Cette affaire survient alors que Maes était déjà sous le coup d’une condamnation en France. En juin 2024, le rappeur avait été condamné à dix mois de prison ferme et 10.000 euros d’amende, mais ne s’était jamais présenté au tribunal. En parallèle, un avis de recherche international avait été émis à son encontre, notamment depuis Dubaï, où il s’était installé avec sa famille. Son arrestation à l’aéroport Mohammed V a marqué la fin de sa cavale.
Face au tribunal, il a nié l’ensemble des accusations. Sa défense a soutenu qu’aucune preuve directe ne liait l’artiste aux autres accusés et particulièrement à Mourad L., considéré comme le chef de la bande.
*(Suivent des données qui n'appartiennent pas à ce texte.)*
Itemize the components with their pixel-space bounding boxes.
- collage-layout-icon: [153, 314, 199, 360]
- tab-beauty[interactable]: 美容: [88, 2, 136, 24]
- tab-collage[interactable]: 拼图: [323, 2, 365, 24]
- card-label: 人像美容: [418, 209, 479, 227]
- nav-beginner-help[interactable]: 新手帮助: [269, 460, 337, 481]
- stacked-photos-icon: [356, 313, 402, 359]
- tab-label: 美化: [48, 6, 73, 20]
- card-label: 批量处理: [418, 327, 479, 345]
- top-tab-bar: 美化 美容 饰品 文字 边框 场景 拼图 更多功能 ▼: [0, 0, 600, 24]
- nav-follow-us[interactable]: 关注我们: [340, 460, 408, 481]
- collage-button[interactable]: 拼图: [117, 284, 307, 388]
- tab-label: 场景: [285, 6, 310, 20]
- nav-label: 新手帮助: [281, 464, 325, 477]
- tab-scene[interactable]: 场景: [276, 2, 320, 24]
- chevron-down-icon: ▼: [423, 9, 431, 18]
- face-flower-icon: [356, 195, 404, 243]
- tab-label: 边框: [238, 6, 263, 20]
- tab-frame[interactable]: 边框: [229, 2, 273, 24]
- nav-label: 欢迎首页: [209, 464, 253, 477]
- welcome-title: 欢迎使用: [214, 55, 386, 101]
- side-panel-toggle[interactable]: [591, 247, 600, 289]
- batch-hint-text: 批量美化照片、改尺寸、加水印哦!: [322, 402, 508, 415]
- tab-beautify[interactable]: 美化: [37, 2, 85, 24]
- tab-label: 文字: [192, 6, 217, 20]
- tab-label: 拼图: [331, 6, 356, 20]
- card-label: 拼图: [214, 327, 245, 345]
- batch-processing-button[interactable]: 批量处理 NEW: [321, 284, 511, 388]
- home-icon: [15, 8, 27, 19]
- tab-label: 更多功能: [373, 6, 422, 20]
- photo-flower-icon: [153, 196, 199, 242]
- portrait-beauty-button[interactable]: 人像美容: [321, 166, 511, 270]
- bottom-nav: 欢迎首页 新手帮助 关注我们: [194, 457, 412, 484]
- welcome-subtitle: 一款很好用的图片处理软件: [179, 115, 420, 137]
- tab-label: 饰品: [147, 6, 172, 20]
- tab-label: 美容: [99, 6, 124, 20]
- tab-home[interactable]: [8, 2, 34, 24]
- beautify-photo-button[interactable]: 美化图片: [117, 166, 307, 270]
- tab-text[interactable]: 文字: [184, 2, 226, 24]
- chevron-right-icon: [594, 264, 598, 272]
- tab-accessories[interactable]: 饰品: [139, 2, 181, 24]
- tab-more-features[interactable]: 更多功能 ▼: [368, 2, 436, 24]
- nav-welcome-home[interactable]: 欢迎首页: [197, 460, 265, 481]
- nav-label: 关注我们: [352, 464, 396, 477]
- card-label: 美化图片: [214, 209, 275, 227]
Malgré ces contestations, le tribunal a maintenu la condamnation. Mourad L. a écopé de dix ans de prison, tandis que Tarik L. a été condamné à sept ans et quatre autres accusés à cinq ans ferme. Quatre prévenus jugés en liberté ont reçu une peine d’un an avec sursis assortie d’une amende de 1.000 dirhams.
Par ailleurs, dans le cadre des demandes formulées par l’administration des douanes, le tribunal a décidé de condamner solidairement trois des accusés, Mourad L., Abdelghani Ch. et Tarik L. à une amende de 23,6 millions de dirhams, soit près de 2,2 millions d’euros, au titre de dommages financiers. Cette sanction ne s’applique pas à Maes, mais illustre l’ampleur économique de l’affaire.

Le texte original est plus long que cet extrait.